The elections are therefore far from being a consolidating or legitimising event as some claim, and may be setting the scene for further instability.
The rebel regions refused to participate in the elections and have made clear that they will continue with the elections they have called for themselves on November 2, 2014. Ukraine is therefore set to witness two rival sets of elections within a week of each other, further crystallising the effective partition of the country which is now underway.
The elections have also failed to stabilise the regime in Kiev or to resolve its internal differences. On the contrary they appear to have worsened them. Instead of one leader – Poroshenko – the regime now has two – Poroshenko and Yatsenyuk. It is generally acknowledged that one of the reasons for the failure of the post-“Orange Revolution” government between 2004 and 2010 was the divisions between its leaders: Yushchenko and Tymoshenko. The falling out occurred when Prime Minister Tymoshenko’s corruption became apparent to the former president, when she attempted to re-nationalize thousands of private assets and re-privatize them in a way that would be personally financially beneficial to her and her allies among the country’s oligarchs.
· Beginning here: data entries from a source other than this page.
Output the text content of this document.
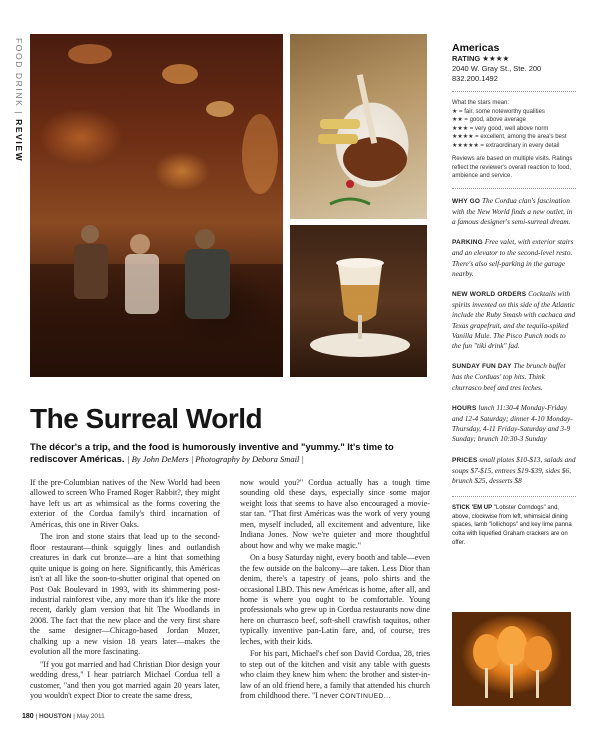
FOOD DRINK | REVIEW
Americas
RATING ★★★★
2040 W. Gray St., Ste. 200
832.200.1492
What the stars mean:
★ = fair, some noteworthy qualities
★★ = good, above average
★★★ = very good, well above norm
★★★★ = excellent, among the area's best
★★★★★ = extraordinary in every detail
Reviews are based on multiple visits. Ratings reflect the reviewer's overall reaction to food, ambience and service.
WHY GO The Cordua clan's fascination with the New World finds a new outlet, in a famous designer's semi-surreal dream.
PARKING Free valet, with exterior stairs and an elevator to the second-level resto. There's also self-parking in the garage nearby.
NEW WORLD ORDERS Cocktails with spirits invented on this side of the Atlantic include the Ruby Smash with cachaca and Texas grapefruit, and the tequila-spiked Vanilla Mule. The Pisco Punch nods to the fun "tiki drink" fad.
SUNDAY FUN DAY The brunch buffet has the Corduas' top hits. Think churrasco beef and tres leches.
HOURS lunch 11:30-4 Monday-Friday and 12-4 Saturday; dinner 4-10 Monday-Thursday, 4-11 Friday-Saturday and 3-9 Sunday; brunch 10:30-3 Sunday
PRICES small plates $10-$13, salads and soups $7-$15, entrees $19-$39, sides $6, brunch $25, desserts $8
STICK 'EM UP "Lobster Corndogs" and, above, clockwise from left, whimsical dining spaces, lamb "lollichops" and key lime panna cotta with liquefied Graham crackers are on offer.
The Surreal World
The décor's a trip, and the food is humorously inventive and "yummy." It's time to rediscover Américas. | By John DeMers | Photography by Debora Smail |

If the pre-Columbian natives of the New World had been allowed to screen Who Framed Roger Rabbit?, they might have left us art as whimsical as the forms covering the exterior of the Cordua family's third incarnation of Américas, this one in River Oaks.

The iron and stone stairs that lead up to the second-floor restaurant—think squiggly lines and outlandish creatures in dark cut bronze—are a hint that something quite unique is going on here. Significantly, this Américas isn't at all like the soon-to-shutter original that opened on Post Oak Boulevard in 1993, with its shimmering post-industrial rainforest vibe, any more than it's like the more recent, darkly glam version that hit The Woodlands in 2008. The fact that the new place and the very first share the same designer—Chicago-based Jordan Mozer, chalking up a new vision 18 years later—makes the evolution all the more fascinating.

"If you got married and had Christian Dior design your wedding dress," I hear patriarch Michael Cordua tell a customer, "and then you got married again 20 years later, you wouldn't expect Dior to create the same dress,

now would you?" Cordua actually has a tough time sounding old these days, especially since some major weight loss that seems to have also encouraged a movie-star tan. "That first Américas was the work of very young men, myself included, all excitement and adventure, like Indiana Jones. Now we're quieter and more thoughtful about how and why we make magic."

On a busy Saturday night, every booth and table—even the few outside on the balcony—are taken. Less Dior than denim, there's a tapestry of jeans, polo shirts and the occasional LBD. This new Américas is home, after all, and home is where you ought to be comfortable. Young professionals who grew up in Cordua restaurants now dine here on churrasco beef, soft-shell crawfish taquitos, other typically inventive pan-Latin fare, and, of course, tres leches, with their kids.

For his part, Michael's chef son David Cordua, 28, tries to step out of the kitchen and visit any table with guests who claim they knew him when: the brother and sister-in-law of an old friend here, a family that attended his church from childhood there. "I never CONTINUED...

180 | HOUSTON | May 2011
The fact that turnout was surprisingly strong for the Boyko Opposition Bloc despite low voter turnout in the intimidated east shows that despite the regime’s bid this year for total power, large sections of Ukrainian society are either indifferent to it or reject it outright. Although Tymoshenko had effectively discredited herself by the time of her 2011 arrest and left behind a party that was too corrupt and ineffectual to generate enough popular electoral support in western Ukraine to forgo the need for a second Maidan event, many of her Fatherland Party compatriots managed to revive their political careers by joining the People’s Front of Arseniy Yatsenyuk.
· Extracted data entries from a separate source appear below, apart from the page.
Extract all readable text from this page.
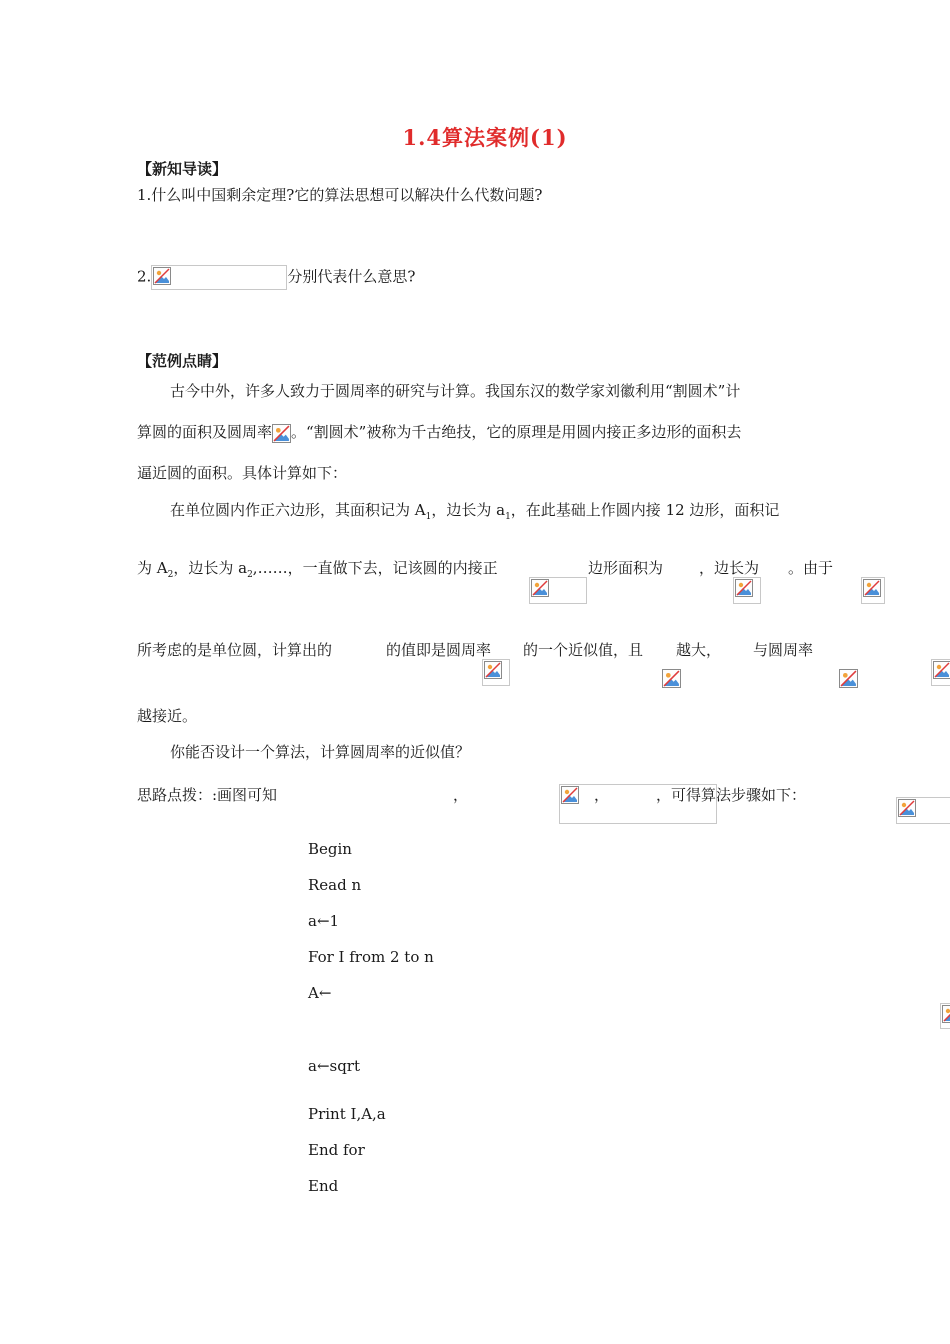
1.4算法案例(1)
【新知导读】
1.什么叫中国剩余定理?它的算法思想可以解决什么代数问题?
2.	分别代表什么意思?
【范例点睛】
古今中外，许多人致力于圆周率的研究与计算。我国东汉的数学家刘徽利用“割圆术”计
算圆的面积及圆周率 。“割圆术”被称为千古绝技，它的原理是用圆内接正多边形的面积去
逼近圆的面积。具体计算如下：
在单位圆内作正六边形，其面积记为 $A_1$，边长为 $a_1$，在此基础上作圆内接 12 边形，面积记
为 $A_2$，边长为 $a_2,\dots\dots$，一直做下去，记该圆的内接正
	边形面积为
，边长为
。由于
所考虑的是单位圆，计算出的
	的值即是圆周率
的一个近似值，且
越大，
与圆周率

越接近。
你能否设计一个算法，计算圆周率的近似值？
思路点拨：:画图可知
	，
	，
	，可得算法步骤如下：
Begin
Read n
a←1
For I from 2 to n
A←

a←sqrt
Print I,A,a
End for
End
Despite the infighting among Ukraine’s leaders (which often results in actual fistfights in the legislature) it’s doubtful that the collapse of the regime is imminent or that the fragile peace in the east has been secured. The consistent pattern since the 2004 Orange Revolution is that inter-factional fighting and the narrowing of the political base has led to further radicalisation. The regime retains a core of popular support in the country’s western regions and in Kiev. Having seized power violently and having ruled violently, this is not a regime that will compromise easily or pass away quietly. In Ukraine, predictions are foolish but the omens are not good and point to further instability and more violence.